Eat your own dogfood

Sonia Gokhale was direct: “To the extent possible you should be using it internally. You can use AI just to reduce your burn, which is huge. I would equate it to back in the day writing letters and not using email. You should be using it.”

Dhingra emphasized prototyping efficiency with tools like Lovable and Cursor, but added two critical points:

  • Don’t lose momentum: “Cycles come and go. It’s all about embracing change and staying relevant. But don’t get distracted because you don’t want to change your entire business and just in six months the whole cycle gets killed.”
  • Follow the budget: “Evaluate where the budgets of your customers are going. Enterprises set budgets early in the year. If you’re mid-cycle, no matter how hard you push, you won’t unlock additional budget. Many SaaS founders lose momentum, and regaining it is the hardest part.”
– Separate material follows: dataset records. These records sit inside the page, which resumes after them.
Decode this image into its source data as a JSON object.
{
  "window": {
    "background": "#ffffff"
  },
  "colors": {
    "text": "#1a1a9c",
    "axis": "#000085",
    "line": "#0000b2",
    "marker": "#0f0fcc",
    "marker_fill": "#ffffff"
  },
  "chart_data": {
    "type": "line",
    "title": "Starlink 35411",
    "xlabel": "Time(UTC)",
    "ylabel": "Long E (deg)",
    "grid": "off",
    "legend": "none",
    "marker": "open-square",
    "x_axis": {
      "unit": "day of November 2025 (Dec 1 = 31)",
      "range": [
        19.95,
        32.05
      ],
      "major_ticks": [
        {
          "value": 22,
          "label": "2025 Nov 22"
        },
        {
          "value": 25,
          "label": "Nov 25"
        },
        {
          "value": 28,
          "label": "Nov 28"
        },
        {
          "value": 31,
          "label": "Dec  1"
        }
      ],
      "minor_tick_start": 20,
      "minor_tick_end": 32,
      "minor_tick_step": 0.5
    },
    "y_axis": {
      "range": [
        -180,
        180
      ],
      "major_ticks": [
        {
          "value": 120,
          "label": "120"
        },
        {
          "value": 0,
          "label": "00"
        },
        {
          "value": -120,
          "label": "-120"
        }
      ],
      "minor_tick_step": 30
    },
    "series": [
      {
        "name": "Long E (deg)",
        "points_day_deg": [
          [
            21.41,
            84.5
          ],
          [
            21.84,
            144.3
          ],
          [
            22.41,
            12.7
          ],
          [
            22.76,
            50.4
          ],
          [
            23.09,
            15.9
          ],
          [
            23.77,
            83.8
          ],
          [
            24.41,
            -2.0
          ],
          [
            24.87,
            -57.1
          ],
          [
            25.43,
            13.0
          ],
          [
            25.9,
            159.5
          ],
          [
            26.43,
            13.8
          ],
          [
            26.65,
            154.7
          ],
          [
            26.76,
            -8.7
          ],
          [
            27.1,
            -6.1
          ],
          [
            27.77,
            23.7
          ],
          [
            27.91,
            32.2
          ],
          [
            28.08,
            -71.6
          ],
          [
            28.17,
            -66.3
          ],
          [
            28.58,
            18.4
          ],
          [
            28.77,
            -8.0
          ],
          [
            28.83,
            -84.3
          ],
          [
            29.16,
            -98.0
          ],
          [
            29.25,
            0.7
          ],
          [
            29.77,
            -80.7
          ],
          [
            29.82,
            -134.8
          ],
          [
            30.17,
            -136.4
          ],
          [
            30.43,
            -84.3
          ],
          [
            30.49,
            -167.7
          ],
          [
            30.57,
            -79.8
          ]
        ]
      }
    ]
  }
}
William shared an example from Orbit’s Lean Startup Machine: a founder running a student transportation platform in Egypt used no-code AI tools to build a test product in 20 minutes. “Then he started using it for his own company, and the next week he had dashboards and a feature where parents could track their kids on a map. He just rolled it out to all parents in Egypt. The guy’s head exploded.”


Where the Returns Come From

Technology will continue advancing, and applications will proliferate. Yet the current valuation environment creates a dangerous dynamic: companies must deliver outsized outcomes to justify pricing, while investors feel compelled to pay high prices to avoid missing opportunities.

Companies that raised at peak valuations will face tough conversations. Down rounds will continue. But underneath the noise, real companies solving real problems will build sustainable businesses: a Czech cybersecurity company protecting a billion consumers, a Saudi compliance platform understanding Arabic nuances, a Dubai gaming plugin measurably increasing revenue.

Bean’s focus on revenue isn’t just an investment thesis—it’s a reminder that technology cycles come and go, but business fundamentals remain constant. The interesting part of AI isn’t the models, infrastructure, or billion-dollar rounds. It’s watching founders figure out which specific problems this technology solves—and building businesses that capture value at rational prices.

That’s where returns come from—not from riding the hype, but from finding signal in the noise.